-
The fact is that the average man's love of liberty is nine-tenths imaginary, exactly like his love of sense, justice and truth.
-
A large part of altruism, even when it is perfectly honest, is grounded upon the fact that it is uncomfortable to have unhappy people about one.
-
Such is the art of writing as Dreiser understands it and practices it--an endless piling up of minutiae, an almost ferocious tracking down of ions, electrons and molecules, an unshakable determination to tell it all. One is amazed by the mole-like diligence of the man, and no less by his exasperating disregard for the ease of his readers.
-
Liberty and democracy are eternal enemies, and every one knows it who has ever given any sober reflection to the matter.
-
Firmness in decision is often merely a form of stupidity. It indicates an inability to think the same thing out twice.
-
Of all the classes of men, I dislike the most those who make their livings by talking - actors, clergymen, politicians, pedagogues, and so on. .... It is almost impossible to imagine a talker who sticks to the facts. Carried away by the sound of his own voice and the applause from the groundlings, he makes inevitably the jump from logic to mere rhetoric.
-
The trouble with fighting for human freedom is that one spends most of one's time defending scoundrels.
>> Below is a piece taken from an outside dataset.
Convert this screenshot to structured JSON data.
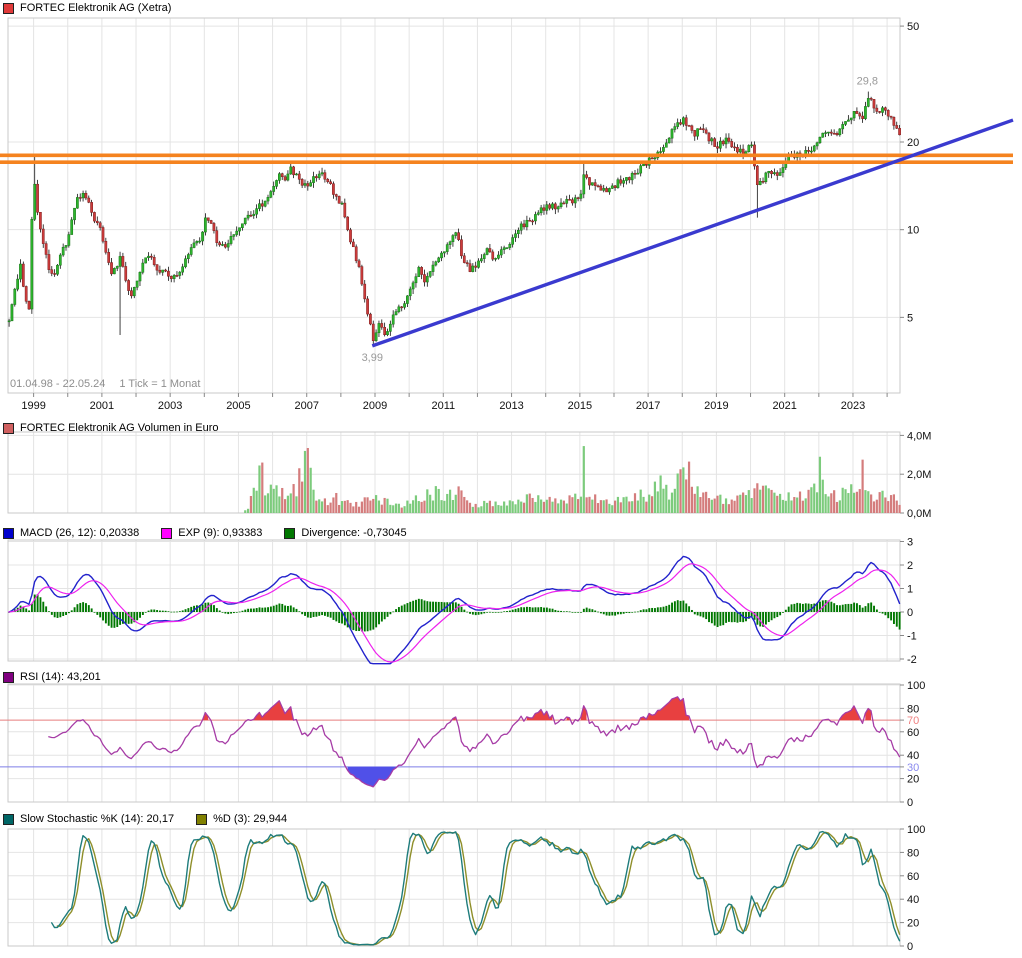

For it is against scoundrels that oppressive laws are first aimed, and oppression must be stopped at the beginning if it is to be stopped at all.
-
Why do men delight in work? Fundamentally, I suppose, because there is a sense of relief and pleasure in getting something done - a kind of satisfaction not unlike that which a hen enjoys on laying an egg.
-
The storm center of lawlessness in every American State is the State Capitol. It is there that the worst crimes are committed; it is there that lawbreaking attains to the estate and dignity of a learned profession; it is there that contempt for the laws is engendered, fostered, and spread broadcast.
-
I believe that religion, generally speaking, has been a curse to mankind - that its modest and greatly overestimated services on the ethical side have been more than overcome by the damage it has done to clear and honest thinking.
-
The war on privilege will never end. Its next grat campaign will be against the special privileges of the underprivileged.
-
When a private citizen is robbed, a worthy man is deprived of the fruits of his industry and thrift; when the government is robbed, the worst that happens is that certain rogues and loafers have less money to play with than they had before.
-
The learned are seldom pretty fellows, and in many cases their appearance tends to discourage a love of study in the young.